I dashed forward. CRACK. A pebble caught me right between the eyes. I tumbled back, my vision spinning.

"Again," he said, cold and unyielding.

I tried to calculate the trajectory, weaving and ducking—but then ten stones flew at once. They stung like hornets. Why am I so weak? I fell, blood trickling from my scraped knees. I pushed myself up. I have to do this.

I ran again. Suddenly, a storm of pebbles—hundreds of them—rained down. I dodged, twisted, and lunged, but the pain was everywhere. One final stone struck my shoulder like a bolt of lightning, and I blacked out again.

When I woke, Mr. Ghale was leaning against a tree. "You dodged over a hundred in that last round, kid. You have potential. Rest for today. Tomorrow, the real nightmare begins."

That night, I couldn't sleep. The image of the fire and the silver necklace kept me upright. If I couldn't use magic, I would make my body a weapon.

100 push-ups. 100 sit-ups. My muscles screamed. My chest burned. I did them until every fiber of my being gave out and I collapsed into a dreamless stupor.

The next morning, Mr. Ghale tossed me a wooden sword. "Hit me, and you pass."

I lunged. Every swing met empty air. He moved like a shadow, his eyes mocking me. "Too slow! You're still thinking!"
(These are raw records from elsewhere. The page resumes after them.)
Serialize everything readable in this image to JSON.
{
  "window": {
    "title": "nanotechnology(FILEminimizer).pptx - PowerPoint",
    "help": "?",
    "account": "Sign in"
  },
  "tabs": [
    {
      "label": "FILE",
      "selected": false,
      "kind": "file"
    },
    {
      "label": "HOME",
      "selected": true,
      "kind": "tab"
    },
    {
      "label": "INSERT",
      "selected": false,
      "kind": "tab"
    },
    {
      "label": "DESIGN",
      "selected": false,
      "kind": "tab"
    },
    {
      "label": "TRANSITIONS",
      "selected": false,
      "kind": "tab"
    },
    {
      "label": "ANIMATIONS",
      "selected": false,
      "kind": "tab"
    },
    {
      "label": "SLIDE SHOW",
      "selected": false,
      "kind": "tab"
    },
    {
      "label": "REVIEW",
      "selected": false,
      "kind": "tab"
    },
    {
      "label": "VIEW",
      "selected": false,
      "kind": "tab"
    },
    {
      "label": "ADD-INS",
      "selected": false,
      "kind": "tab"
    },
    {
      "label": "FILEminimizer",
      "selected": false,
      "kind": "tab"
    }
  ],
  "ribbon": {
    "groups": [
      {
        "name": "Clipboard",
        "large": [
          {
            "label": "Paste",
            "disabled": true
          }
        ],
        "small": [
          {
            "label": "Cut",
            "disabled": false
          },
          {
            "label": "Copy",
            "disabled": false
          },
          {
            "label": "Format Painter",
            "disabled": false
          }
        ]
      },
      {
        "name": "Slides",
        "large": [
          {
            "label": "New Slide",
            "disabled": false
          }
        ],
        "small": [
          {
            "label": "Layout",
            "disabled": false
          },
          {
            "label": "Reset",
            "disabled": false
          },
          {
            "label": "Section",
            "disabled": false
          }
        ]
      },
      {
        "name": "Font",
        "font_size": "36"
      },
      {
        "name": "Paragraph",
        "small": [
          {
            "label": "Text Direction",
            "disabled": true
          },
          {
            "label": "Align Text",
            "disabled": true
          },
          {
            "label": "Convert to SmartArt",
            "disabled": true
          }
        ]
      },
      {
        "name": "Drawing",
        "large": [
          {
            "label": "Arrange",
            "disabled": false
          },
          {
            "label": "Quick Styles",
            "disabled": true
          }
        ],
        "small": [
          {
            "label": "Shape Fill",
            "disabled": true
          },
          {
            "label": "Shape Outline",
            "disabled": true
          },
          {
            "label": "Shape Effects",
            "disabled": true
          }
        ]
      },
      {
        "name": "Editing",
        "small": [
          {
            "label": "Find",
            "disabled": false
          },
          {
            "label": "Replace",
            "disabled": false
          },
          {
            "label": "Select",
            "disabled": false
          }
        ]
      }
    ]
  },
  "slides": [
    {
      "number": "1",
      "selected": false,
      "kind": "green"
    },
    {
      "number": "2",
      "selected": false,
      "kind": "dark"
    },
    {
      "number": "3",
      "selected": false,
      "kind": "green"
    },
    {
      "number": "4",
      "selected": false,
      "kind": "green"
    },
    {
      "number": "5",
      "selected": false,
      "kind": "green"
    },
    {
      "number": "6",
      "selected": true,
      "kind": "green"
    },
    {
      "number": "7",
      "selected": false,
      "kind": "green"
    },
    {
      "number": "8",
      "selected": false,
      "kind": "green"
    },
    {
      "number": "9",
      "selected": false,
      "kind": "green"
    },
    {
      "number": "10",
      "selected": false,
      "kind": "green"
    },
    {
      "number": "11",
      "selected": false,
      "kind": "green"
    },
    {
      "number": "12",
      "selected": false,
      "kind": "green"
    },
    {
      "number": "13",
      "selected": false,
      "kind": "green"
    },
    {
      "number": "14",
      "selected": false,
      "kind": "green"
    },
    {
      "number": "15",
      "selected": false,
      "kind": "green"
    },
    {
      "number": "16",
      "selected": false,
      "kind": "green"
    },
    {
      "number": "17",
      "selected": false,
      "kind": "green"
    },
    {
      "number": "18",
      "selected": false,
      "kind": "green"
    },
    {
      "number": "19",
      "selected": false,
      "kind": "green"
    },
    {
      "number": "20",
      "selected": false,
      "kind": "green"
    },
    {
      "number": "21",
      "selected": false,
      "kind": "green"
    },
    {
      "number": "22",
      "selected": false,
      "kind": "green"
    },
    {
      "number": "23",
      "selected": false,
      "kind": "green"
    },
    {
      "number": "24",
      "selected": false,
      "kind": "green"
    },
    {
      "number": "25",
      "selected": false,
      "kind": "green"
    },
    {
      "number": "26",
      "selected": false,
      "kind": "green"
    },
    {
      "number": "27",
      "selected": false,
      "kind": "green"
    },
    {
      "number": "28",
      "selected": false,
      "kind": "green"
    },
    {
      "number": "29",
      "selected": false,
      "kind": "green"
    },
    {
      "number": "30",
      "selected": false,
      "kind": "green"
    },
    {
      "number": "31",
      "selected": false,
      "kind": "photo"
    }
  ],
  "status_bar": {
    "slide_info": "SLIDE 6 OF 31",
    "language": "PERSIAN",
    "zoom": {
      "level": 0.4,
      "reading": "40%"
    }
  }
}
Frustration boiled over. I let out a raw, desperate scream and charged. I went all out, pouring every ounce of my grief and rage into my strikes. He just closed his eyes and drifted past my blade as if I weren't even there.

"Nice instinct," he teased, reappearing behind me. "But you have one minute left, or you lose."

Adrenaline surged, drowning out the ache in my limbs. I dashed forward for a massive overhead swing. Mr. Ghale shifted his weight, his eyes reading the arc of my blade, preparing to parry.

At the last microsecond, I let go.

The wooden sword spun through the air—a blur of timber. Mr. Ghale's eyes widened. Thwack! The hilt caught him square in the chest.

He stumbled back, gasping. Silence fell over the yard.

"You... you passed, boy," he laughed, a booming sound that echoed through the trees. "You actually did it."

I wiped the sweat from my brow, a small smirk forming. I had won. But then, the air changed. Mr. Ghale's laugh turned jagged. It wasn't the laugh of a teacher anymore; it was the roar of a predator.

"Rest well, Sogha," he cackled, a chill running down my spine. "Because tomorrow... we find out if you can survive the real training."